Uma crise negligenciada

A epilepsia é o distúrbio neurológico crónico mais comum no mundo, afetando uns estimados 50 milhões de pessoas de acordo com a Organização Mundial de Saúde. A doença pode ter uma variedade de causas, incluindo complicações durante o nascimento ou infeções que afetam o cérebro e, por vezes, a causa pode não ser identificada.

“Cerca de 80 por cento das pessoas com epilepsia vivem em países de baixos ou médios rendimentos e quase três quartos delas não recebem o tratamento de que necessitam”, sublinha o neurologista Léonard Nfor, que esteve até muito recentemente a trabalhar com a MSF na Libéria.

“A prevalência da doença em África é muito elevada e faltam profissionais qualificados. Temos, assim, de encontrar um sistema em que a epilepsia possa ser tratada apesar da ausência de especialistas nesta doença”, frisa.

Na Libéria, a MSF firmou uma parceria com o Ministério da Saúde para dar formação e supervisionar profissionais de saúde mental em cinco centros de saúde no condado de Montserrado. Os clínicos diagnosticam e tratam pessoas com epilepsia e distúrbios psiquiátricos com a orientação prestada por profissionais especializados da MSF como Léonard Nfor.

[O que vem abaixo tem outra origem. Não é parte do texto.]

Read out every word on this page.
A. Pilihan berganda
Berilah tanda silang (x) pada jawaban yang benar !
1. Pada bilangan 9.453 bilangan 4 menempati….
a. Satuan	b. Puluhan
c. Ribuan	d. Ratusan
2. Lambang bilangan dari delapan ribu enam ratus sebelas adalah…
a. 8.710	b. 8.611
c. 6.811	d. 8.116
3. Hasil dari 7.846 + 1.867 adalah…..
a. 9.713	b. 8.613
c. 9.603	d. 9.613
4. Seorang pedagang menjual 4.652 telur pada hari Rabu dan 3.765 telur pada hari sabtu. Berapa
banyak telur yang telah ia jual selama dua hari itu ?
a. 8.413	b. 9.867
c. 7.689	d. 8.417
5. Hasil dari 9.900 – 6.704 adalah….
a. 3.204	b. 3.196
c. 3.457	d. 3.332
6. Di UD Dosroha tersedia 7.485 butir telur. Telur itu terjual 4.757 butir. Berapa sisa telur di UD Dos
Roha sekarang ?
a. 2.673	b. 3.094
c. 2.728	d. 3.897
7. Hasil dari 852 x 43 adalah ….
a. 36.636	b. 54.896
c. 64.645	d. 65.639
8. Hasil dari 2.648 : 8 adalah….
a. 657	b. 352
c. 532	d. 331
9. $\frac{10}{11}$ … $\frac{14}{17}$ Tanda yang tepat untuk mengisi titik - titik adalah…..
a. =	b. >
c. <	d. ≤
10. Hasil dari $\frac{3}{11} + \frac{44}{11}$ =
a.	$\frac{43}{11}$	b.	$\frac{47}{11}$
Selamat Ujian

Atualmente, Amuchin Nango é professore e encoraja outras pessoas com convulsões a procurarem cuidados médicos e divulga a informação de que há tratamento disponível para a epilepsia. (MSF)

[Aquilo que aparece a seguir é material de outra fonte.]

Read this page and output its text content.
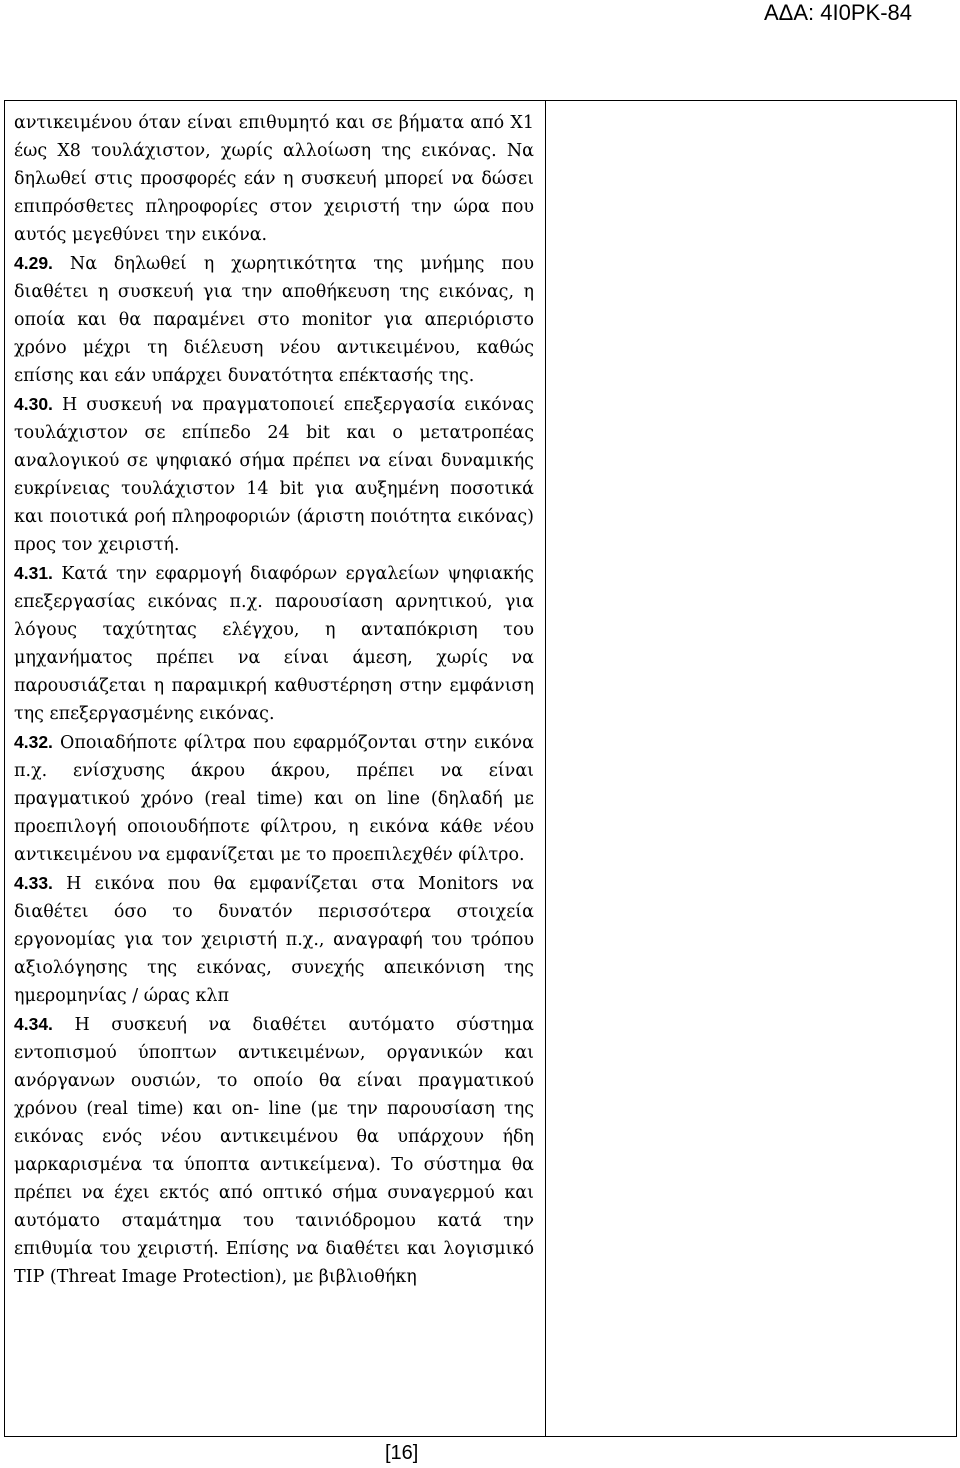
ΑΔΑ: 4Ι0ΡΚ-84

αντικειμένου όταν είναι επιθυμητό και σε βήματα από Χ1 έως Χ8 τουλάχιστον, χωρίς αλλοίωση της εικόνας. Να δηλωθεί στις προσφορές εάν η συσκευή μπορεί να δώσει επιπρόσθετες πληροφορίες στον χειριστή την ώρα που αυτός μεγεθύνει την εικόνα.

4.29. Να δηλωθεί η χωρητικότητα της μνήμης που διαθέτει η συσκευή για την αποθήκευση της εικόνας, η οποία και θα παραμένει στο monitor για απεριόριστο χρόνο μέχρι τη διέλευση νέου αντικειμένου, καθώς επίσης και εάν υπάρχει δυνατότητα επέκτασής της.

4.30. Η συσκευή να πραγματοποιεί επεξεργασία εικόνας τουλάχιστον σε επίπεδο 24 bit και ο μετατροπέας αναλογικού σε ψηφιακό σήμα πρέπει να είναι δυναμικής ευκρίνειας τουλάχιστον 14 bit για αυξημένη ποσοτικά και ποιοτικά ροή πληροφοριών (άριστη ποιότητα εικόνας) προς τον χειριστή.

4.31. Κατά την εφαρμογή διαφόρων εργαλείων ψηφιακής επεξεργασίας εικόνας π.χ. παρουσίαση αρνητικού, για λόγους ταχύτητας ελέγχου, η ανταπόκριση του μηχανήματος πρέπει να είναι άμεση, χωρίς να παρουσιάζεται η παραμικρή καθυστέρηση στην εμφάνιση της επεξεργασμένης εικόνας.

4.32. Οποιαδήποτε φίλτρα που εφαρμόζονται στην εικόνα π.χ. ενίσχυσης άκρου άκρου, πρέπει να είναι πραγματικού χρόνο (real time) και on line (δηλαδή με προεπιλογή οποιουδήποτε φίλτρου, η εικόνα κάθε νέου αντικειμένου να εμφανίζεται με το προεπιλεχθέν φίλτρο.

4.33. Η εικόνα που θα εμφανίζεται στα Monitors να διαθέτει όσο το δυνατόν περισσότερα στοιχεία εργονομίας για τον χειριστή π.χ., αναγραφή του τρόπου αξιολόγησης της εικόνας, συνεχής απεικόνιση της ημερομηνίας / ώρας κλπ

4.34. Η συσκευή να διαθέτει αυτόματο σύστημα εντοπισμού ύποπτων αντικειμένων, οργανικών και ανόργανων ουσιών, το οποίο θα είναι πραγματικού χρόνου (real time) και on- line (με την παρουσίαση της εικόνας ενός νέου αντικειμένου θα υπάρχουν ήδη μαρκαρισμένα τα ύποπτα αντικείμενα). Το σύστημα θα πρέπει να έχει εκτός από οπτικό σήμα συναγερμού και αυτόματο σταμάτημα του ταινιόδρομου κατά την επιθυμία του χειριστή. Επίσης να διαθέτει και λογισμικό TIP (Threat Image Protection), με βιβλιοθήκη

[16]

A medicação tem um papel crucial no controlo dos sintomas como as convulsões epilépticas, e o aconselhamento também ajuda os pacientes a compreenderem como gerir a doença. Assistentes psicossociais e voluntários de saúde comunitários divulgam a informação de que há tratamento disponível e trabalham junto das famílias e das comunidades para reduzir o estigma social pelo qual passam muitos pacientes.

Estes esforços têm ampliado desde 2017 e, atualmente, é prestado tratamento a mais de 1 200 pacientes com epilepsia e quase 600 pacientes com distúrbios psiquiátricos.

Enfoque na inclusão

A experiência vivida por Amuchin Nango em ter de abandonar a escola está longe de ser única. Mais de metade dos pacientes com epilepsia assistidos pela MSF são crianças em idade escolar, mas a maioria não vai à escola. A organização médico-humanitária identificou que o estigma social é a principal razão devido à qual cerca de 10 por cento destas crianças abandonam a escola. Outras razões incluem dificuldades económicas ou fragilidades de saúde.

Blessing Jelleh com a mãe Solange Jelleh. A jovem está a receber tratamento para a epilépsia através do projeto da Médicos Sem Fronteiras na Libéria. (MSF)

Mesmo depois de Amuchin Nango começar o tratamento para a epilepsia foi necessário um esforço concertado para que conseguisse regressar à escola.

“A nossa equipa psicossocial continua a trabalhar com o senhor Nango e a sua família, visitamo-los, falamos ao telefone e providenciamos psicoeducação na escola dele”, descreve o assistente psicossocial da MSF Abraham Kollie. “Depois de um trabalho intensivo de sensibilização sobre a epilepsia com os alunos e com o pessoal administrativo foi finalmente possível que o senhor Nango fosse aceite de volta na escola.”

Há dois anos Amuchin Nango terminou o ensino secundário e é agora um orgulhoso professor júnior no liceu. Encoraja outras pessoas com convulsões a procurarem cuidados médicos e divulga a informação de que há tratamento disponível para a epilepsia. Atualmente, os sintomas de Amuchin Nango estão bem controlados com os medicamentos.

Mais de 1,200 doentes de epilepsia recebem tratamento atravé do programa da MSF na Libéria. (MSF)

No Dia Internacional da Epilepsia, que se assinalou a 14 de fevereiro, os assistentes psicossociais da MSF visitaram centros de saúde e escolas em todo o condado de Montserrado para reforçar a sensibilização nas comunidades para a doença. Nas t-shirts que vestiam levaram uma mensagem clara com o objetivo de ajudar a reduzir o estigma que Amuchin Nango e muitos outros pacientes enfrentam: “A epilepsia não é contagiosa”.